I watched a 1959 movie the other night. "On the beach" starring Gregory Peck and Ava Gardner. It's kind of a romantic-apocalyptic movie. The plot is that there was a nuclear war in the northern hemisphere. Everybody died, either from the exchange or from the background radiation, which could kill you in a few days. Peck is the captain of a U.S. submarine and goes to Australia, which is temporarily safe because the northern and southern hemispheres are somewhat isolated from each other. Gardner is in Australia and Peck and Gardner have a fling for a couple of months before the radiation finally gets them too. Peck had a line from the movie saying that they never really understood how the war happened....... From Wikipedia: Researcher Andrew Bartlett noted: "The American government complained of Kramer's On the Beach (1959) that it inaccurately presented the threat of extinction from nuclear war because there were not then enough weapons to cause extinction." I would guess there are now though. So is that progress?
"Where are today’s Shoups among the U.S. military brass? Where are the leaders who are against genocidal nuclear war and who are willing to speak out against it? Where are the leaders who reject a new cold war with China and Russia? Where are the leaders with the courage to advocate for peace whenever possible in place of more and more war?"
Where indeed? I'm not sure that Eisenhower belongs on your, or anyone's list, of leaders principled and courageous enough to resist the pressure to threaten, attack, and bully the world through the medium of global militarism. World leaders are not the statesmen they used to be, and in fact they never were, with perhaps very scant exception. But now there is a lock on being able to choose such people as premiers and "lawmakers" (as they are laughingly called). You can't name one that isn't bought and paid for, and you can hardly name one that isn't embarrassingly stupid (that is to say, utterly lacking in phronesis). The voters in the Western version of "democracy" have no chance—and perhaps, in the end, no will, and certainly no skill—to rid themselves of rule by venial, and evil, morons. So that what they get, whether or not happily or under protest.
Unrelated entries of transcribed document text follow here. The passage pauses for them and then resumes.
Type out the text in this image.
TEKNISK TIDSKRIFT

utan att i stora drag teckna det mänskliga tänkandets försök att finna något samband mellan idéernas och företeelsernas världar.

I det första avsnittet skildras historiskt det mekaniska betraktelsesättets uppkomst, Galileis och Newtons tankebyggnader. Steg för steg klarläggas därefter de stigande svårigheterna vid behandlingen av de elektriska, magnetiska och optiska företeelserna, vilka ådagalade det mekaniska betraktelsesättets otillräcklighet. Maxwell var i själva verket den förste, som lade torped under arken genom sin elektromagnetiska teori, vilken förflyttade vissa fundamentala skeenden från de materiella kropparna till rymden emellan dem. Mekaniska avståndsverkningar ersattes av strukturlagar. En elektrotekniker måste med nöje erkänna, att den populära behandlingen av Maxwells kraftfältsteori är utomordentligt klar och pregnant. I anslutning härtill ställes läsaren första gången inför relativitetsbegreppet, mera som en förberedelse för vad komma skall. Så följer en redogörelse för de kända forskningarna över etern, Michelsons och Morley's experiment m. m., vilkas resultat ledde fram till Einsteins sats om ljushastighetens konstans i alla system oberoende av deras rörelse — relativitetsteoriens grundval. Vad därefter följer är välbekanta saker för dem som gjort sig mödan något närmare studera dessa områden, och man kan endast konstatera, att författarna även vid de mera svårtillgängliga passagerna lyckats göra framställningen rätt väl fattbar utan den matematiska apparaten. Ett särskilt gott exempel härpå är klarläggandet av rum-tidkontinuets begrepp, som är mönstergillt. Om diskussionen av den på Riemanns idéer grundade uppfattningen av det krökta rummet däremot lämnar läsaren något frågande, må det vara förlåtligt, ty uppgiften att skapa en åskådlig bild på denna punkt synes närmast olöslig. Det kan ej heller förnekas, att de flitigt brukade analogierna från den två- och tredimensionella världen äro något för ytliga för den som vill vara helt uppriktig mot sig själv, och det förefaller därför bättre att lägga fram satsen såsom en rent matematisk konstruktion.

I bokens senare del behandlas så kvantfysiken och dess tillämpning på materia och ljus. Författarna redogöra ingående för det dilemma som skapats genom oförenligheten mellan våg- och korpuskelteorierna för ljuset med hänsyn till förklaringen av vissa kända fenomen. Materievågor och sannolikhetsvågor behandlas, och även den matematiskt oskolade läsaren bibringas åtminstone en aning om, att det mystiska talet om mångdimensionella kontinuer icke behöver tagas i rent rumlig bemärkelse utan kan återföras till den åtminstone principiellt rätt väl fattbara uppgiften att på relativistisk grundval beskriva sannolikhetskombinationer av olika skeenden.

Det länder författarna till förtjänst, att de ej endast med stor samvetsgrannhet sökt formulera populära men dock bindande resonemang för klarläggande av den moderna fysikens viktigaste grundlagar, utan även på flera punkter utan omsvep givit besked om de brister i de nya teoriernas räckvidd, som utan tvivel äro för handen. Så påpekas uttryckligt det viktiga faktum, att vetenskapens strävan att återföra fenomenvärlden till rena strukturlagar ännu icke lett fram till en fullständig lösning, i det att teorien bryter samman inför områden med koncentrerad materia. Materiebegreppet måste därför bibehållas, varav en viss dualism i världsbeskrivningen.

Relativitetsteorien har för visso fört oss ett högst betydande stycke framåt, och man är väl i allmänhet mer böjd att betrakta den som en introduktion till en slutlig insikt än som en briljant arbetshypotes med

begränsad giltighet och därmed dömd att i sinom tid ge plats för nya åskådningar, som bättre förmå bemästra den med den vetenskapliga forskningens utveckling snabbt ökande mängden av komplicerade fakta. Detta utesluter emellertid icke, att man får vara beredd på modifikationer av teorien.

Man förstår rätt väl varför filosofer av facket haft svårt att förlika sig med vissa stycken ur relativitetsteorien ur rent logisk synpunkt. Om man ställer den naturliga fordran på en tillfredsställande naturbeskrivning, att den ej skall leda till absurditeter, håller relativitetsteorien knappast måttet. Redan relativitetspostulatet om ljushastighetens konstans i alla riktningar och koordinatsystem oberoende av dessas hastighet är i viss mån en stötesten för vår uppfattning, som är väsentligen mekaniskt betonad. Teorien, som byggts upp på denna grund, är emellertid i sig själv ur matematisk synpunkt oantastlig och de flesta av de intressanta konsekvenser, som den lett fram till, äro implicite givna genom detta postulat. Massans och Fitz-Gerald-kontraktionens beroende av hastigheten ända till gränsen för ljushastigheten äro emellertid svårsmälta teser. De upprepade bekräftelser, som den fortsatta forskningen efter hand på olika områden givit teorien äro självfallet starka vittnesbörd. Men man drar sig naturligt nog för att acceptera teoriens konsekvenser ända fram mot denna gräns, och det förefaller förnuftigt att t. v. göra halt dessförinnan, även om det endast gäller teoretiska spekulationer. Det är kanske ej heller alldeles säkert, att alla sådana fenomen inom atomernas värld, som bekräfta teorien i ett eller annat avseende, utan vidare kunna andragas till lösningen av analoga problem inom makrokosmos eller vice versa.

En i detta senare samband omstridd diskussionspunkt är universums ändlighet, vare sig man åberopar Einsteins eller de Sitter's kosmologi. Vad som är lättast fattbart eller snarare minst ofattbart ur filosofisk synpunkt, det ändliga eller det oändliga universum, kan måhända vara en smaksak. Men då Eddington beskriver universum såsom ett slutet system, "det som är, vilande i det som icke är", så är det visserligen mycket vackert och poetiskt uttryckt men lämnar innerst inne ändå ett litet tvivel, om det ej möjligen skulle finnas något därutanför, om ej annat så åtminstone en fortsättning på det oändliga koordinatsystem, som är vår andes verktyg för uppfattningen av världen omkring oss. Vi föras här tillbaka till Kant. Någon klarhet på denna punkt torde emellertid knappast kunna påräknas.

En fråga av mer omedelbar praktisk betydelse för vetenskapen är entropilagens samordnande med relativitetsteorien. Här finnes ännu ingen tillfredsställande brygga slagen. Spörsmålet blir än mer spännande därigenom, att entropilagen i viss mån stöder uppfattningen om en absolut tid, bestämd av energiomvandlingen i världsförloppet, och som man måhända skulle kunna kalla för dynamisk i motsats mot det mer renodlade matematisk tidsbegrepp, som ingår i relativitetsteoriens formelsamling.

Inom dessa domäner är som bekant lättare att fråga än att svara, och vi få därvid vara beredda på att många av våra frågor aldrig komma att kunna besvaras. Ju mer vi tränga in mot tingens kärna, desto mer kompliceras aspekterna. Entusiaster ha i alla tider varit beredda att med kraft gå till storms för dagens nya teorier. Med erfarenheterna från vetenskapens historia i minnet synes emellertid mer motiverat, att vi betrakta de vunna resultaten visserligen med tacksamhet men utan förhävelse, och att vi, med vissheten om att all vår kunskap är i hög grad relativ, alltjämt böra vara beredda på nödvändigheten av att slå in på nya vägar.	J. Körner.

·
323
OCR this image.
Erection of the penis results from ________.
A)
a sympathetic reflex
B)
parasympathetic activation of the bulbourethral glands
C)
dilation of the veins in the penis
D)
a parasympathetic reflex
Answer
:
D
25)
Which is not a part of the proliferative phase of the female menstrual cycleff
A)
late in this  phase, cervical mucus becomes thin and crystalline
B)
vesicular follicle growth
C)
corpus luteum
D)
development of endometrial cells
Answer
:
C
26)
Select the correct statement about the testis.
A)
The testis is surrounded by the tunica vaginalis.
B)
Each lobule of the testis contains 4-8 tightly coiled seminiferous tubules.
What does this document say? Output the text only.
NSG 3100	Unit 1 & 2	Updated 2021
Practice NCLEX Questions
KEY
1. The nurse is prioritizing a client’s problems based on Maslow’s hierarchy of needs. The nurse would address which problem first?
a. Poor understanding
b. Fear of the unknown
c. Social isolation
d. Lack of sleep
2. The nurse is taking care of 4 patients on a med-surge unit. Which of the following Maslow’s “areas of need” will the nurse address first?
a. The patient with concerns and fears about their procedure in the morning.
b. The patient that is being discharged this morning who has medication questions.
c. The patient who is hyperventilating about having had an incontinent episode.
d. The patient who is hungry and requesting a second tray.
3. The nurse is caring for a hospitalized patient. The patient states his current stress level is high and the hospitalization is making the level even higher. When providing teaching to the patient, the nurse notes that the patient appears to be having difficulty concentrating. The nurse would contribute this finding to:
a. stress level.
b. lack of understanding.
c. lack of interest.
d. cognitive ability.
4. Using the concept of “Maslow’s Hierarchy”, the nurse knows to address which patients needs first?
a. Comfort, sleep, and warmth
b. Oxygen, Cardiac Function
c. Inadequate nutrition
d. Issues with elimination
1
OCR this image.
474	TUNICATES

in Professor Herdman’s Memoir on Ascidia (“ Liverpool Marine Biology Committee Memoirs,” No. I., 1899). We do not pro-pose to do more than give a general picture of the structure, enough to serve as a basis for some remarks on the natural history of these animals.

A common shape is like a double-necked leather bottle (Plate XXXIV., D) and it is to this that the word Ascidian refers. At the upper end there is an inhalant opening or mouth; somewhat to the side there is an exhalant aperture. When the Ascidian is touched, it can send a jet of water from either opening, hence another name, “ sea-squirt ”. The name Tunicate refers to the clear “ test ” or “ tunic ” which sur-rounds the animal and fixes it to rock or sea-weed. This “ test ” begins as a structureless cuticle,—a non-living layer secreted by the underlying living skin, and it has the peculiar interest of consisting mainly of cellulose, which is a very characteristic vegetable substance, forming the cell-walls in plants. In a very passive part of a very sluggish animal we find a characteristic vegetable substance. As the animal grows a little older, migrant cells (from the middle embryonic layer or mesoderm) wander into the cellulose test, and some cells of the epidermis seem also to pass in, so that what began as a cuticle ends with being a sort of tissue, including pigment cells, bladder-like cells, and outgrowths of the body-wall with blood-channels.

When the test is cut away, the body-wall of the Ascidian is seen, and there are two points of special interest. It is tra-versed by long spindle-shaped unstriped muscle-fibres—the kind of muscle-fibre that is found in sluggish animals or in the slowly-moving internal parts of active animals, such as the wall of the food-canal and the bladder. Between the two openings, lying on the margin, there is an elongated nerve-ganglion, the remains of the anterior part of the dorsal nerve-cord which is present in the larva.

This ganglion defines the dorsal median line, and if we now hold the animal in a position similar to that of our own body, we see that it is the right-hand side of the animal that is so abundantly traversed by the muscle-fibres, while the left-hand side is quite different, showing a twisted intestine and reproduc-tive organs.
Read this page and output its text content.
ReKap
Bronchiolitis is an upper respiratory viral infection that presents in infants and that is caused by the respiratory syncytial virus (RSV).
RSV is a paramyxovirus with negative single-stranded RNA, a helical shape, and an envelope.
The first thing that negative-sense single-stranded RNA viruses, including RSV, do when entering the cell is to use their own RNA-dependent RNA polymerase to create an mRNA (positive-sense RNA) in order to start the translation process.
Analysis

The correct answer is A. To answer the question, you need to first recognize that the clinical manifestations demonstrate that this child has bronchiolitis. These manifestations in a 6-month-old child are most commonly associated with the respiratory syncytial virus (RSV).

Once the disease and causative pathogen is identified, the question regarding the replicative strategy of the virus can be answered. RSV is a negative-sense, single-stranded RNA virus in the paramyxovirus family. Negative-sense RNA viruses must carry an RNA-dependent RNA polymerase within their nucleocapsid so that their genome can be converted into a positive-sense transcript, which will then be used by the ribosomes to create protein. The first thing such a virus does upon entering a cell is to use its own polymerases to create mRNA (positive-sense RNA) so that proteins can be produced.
I would say that the quality of "leadership" is at zero, except for the fact that it continues to decline. Can you imagine that in the UK they swapped out the idiot Boris Johnson for . . . Liz Truss. This is, by the way, not a left-right issue. As Mr. Astore has just recently pointed out there is no "left" in the US. And what to "left" and "right" mean today, anyway? But I digress. There are any number of sane people around who would like not to destroy the world and think that the world could be, and should be, a lovelier and more peaceful place than it is—people who (with great effort and sometimes at great cost) speak out. In general, none of those people are really classifiable as being "left" or "right", even though they are are rhetorically classified (and "smeared") as such. But the voices of those people have no effect on the loci of power or mastery of the world. Our "leaders" are devoid of phronsesis, but they are long on low cunning, vanity, greed, hate, ambition, and aggressiveness, and have, in concert, shaped a system that locks out from any position of leadership any individual that is not of their ilk. Principled, sane "mavericks" are not tolerated. So, Mr. Astore, the kind of people that you are looking for are around, but you'll never find them in the Halls of Power, and I think that there is nothing that we can do about it. Chomsky talks about "movements", but the public is inert; ain't gonna happen, so let's go have a beer.